Over the last twenty years factoring and commercial finance has established itself as an important form of finance for corporates, particularly the SME community. The unique structure and risk attributes of factoring and other types of commercial finance make it possible for these products to be offered where other more traditional forms of finance are either inappropriate or not available. Combined with the dynamic nature of factoring and commercial finance, which is directly linked to the performance of the funded company, this makes these solutions increasingly important within the current economic climate.
The Factoring and Commercial Finance Industry has a proven track record in good risk management with a low “loss given default” ratio, even when financing SMEs who are generally considered as higher risk.

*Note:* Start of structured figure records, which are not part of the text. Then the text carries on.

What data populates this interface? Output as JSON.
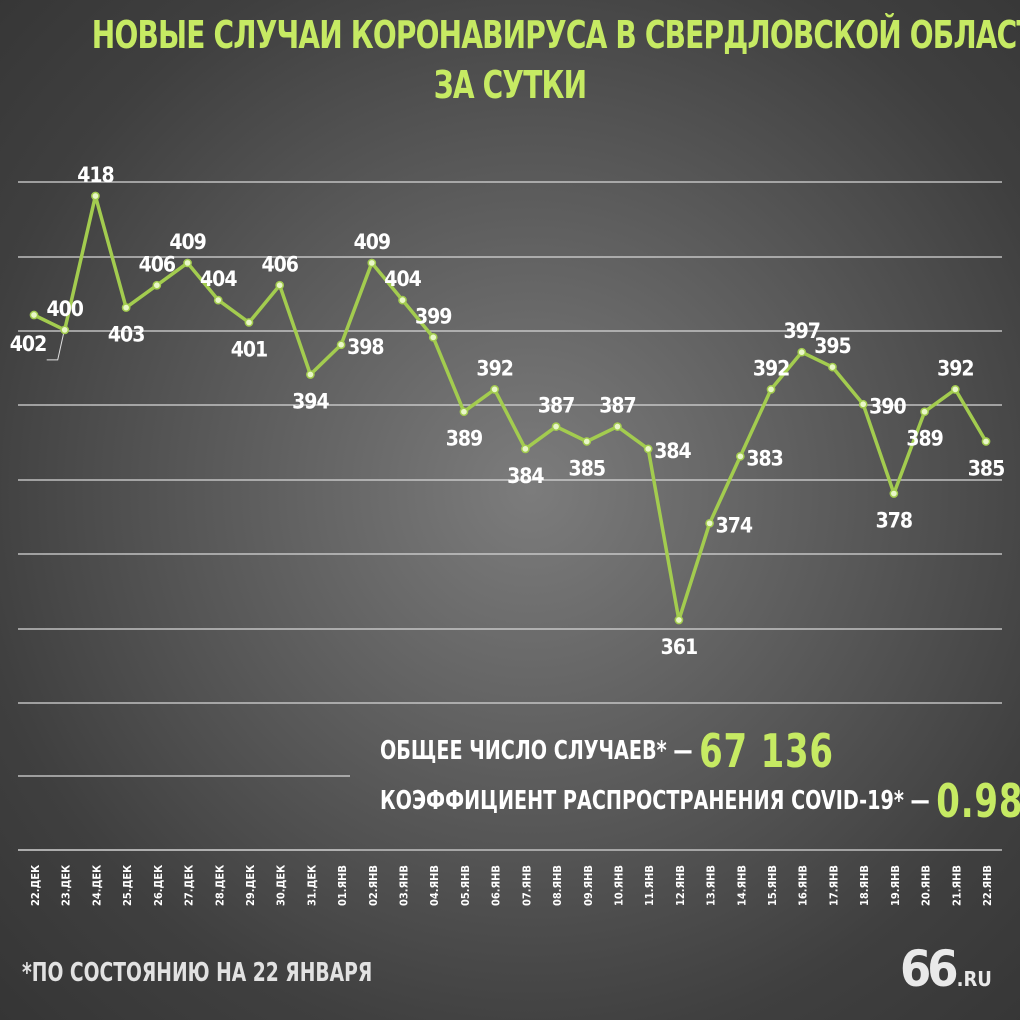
{
  "title": {
    "line1": "НОВЫЕ СЛУЧАИ КОРОНАВИРУСА В СВЕРДЛОВСКОЙ ОБЛАСТИ",
    "line2": "ЗА СУТКИ"
  },
  "stats": {
    "total_label": "ОБЩЕЕ ЧИСЛО СЛУЧАЕВ* —",
    "total_value": "67 136",
    "r_label": "КОЭФФИЦИЕНТ РАСПРОСТРАНЕНИЯ COVID-19* —",
    "r_value": "0.98"
  },
  "footnote": "*ПО СОСТОЯНИЮ НА 22 ЯНВАРЯ",
  "logo": {
    "main": "66",
    "suffix": ".RU"
  },
  "colors": {
    "accent": "#c6ea63",
    "line": "#a3cc4f",
    "text": "#ffffff"
  },
  "chart_data": {
    "type": "line",
    "categories": [
      "22.ДЕК",
      "23.ДЕК",
      "24.ДЕК",
      "25.ДЕК",
      "26.ДЕК",
      "27.ДЕК",
      "28.ДЕК",
      "29.ДЕК",
      "30.ДЕК",
      "31.ДЕК",
      "01.ЯНВ",
      "02.ЯНВ",
      "03.ЯНВ",
      "04.ЯНВ",
      "05.ЯНВ",
      "06.ЯНВ",
      "07.ЯНВ",
      "08.ЯНВ",
      "09.ЯНВ",
      "10.ЯНВ",
      "11.ЯНВ",
      "12.ЯНВ",
      "13.ЯНВ",
      "14.ЯНВ",
      "15.ЯНВ",
      "16.ЯНВ",
      "17.ЯНВ",
      "18.ЯНВ",
      "19.ЯНВ",
      "20.ЯНВ",
      "21.ЯНВ",
      "22.ЯНВ"
    ],
    "values": [
      402,
      400,
      418,
      403,
      406,
      409,
      404,
      401,
      406,
      394,
      398,
      409,
      404,
      399,
      389,
      392,
      384,
      387,
      385,
      387,
      384,
      361,
      374,
      383,
      392,
      397,
      395,
      390,
      378,
      389,
      392,
      385
    ],
    "label_position": [
      "below",
      "above",
      "above",
      "below",
      "above",
      "above",
      "above",
      "below",
      "above",
      "below",
      "right",
      "above",
      "above",
      "above",
      "below",
      "above",
      "below",
      "above",
      "below",
      "above",
      "right",
      "below",
      "right",
      "right",
      "above",
      "above",
      "above",
      "right",
      "below",
      "below",
      "above",
      "below"
    ],
    "ylim": [
      356,
      420
    ],
    "grid": true,
    "legend": "none"
  }
}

This unique aspect of the Factoring and Commercial Finance Industry offers a great potential advantage in terms of Risk Adjusted Capital Requirements as prescribed by the regulatory rules in Basel II. Factoring and Commercial Finance offer companies a flexible form of finance with the possibility of outsourcing credit and risk management, improving performance and quality, providing access to leading technology, and freeing up key resources for strategic developments. Factoring and Commercial Finance have proven to be consistent financial instruments which stimulate the growth and success of companies.
The potential for this market to grow and overcome many of the issues that currently exist in terms of small businesses funding is great. However there are still issues that hinder development.
The legal environment across Europe is very different and, amongst other things is a barrier to market development on a European scale – and this is just one example. With the creation of the EUF factoring associations across the EU have come together to join forces and combine resources to improve the availability of corporate finance and will hopefully surpass these obstacles.
Factoring and Commercial Finance occupies a unique place in the world of finance. The global financial crisis of 2008, resulted in many companies, particularly SMEs, experiencing greater difficulty in obtaining traditional bank funding. Factoring and Commercial Finance Companies however are experiencing increasing levels of new business enquiries and are continuing to write more new business than ever before. The finance factoring companies provide is secured by the underlying receivables, or other assets. With a much reduced emphasis on the balance sheet a factor is able to provide significantly higher levels of finance to companies experiencing temporary difficulties or those experiencing liquidity problems as a result of strong growth.
It is therefore not a surprise that the Industry has become a key source of funding not just for SMEs but for larger corporates. Other examles include the funding of MBI and MBO transactions, M&As and Larger Corporates requiring further working capital for growth or diversification.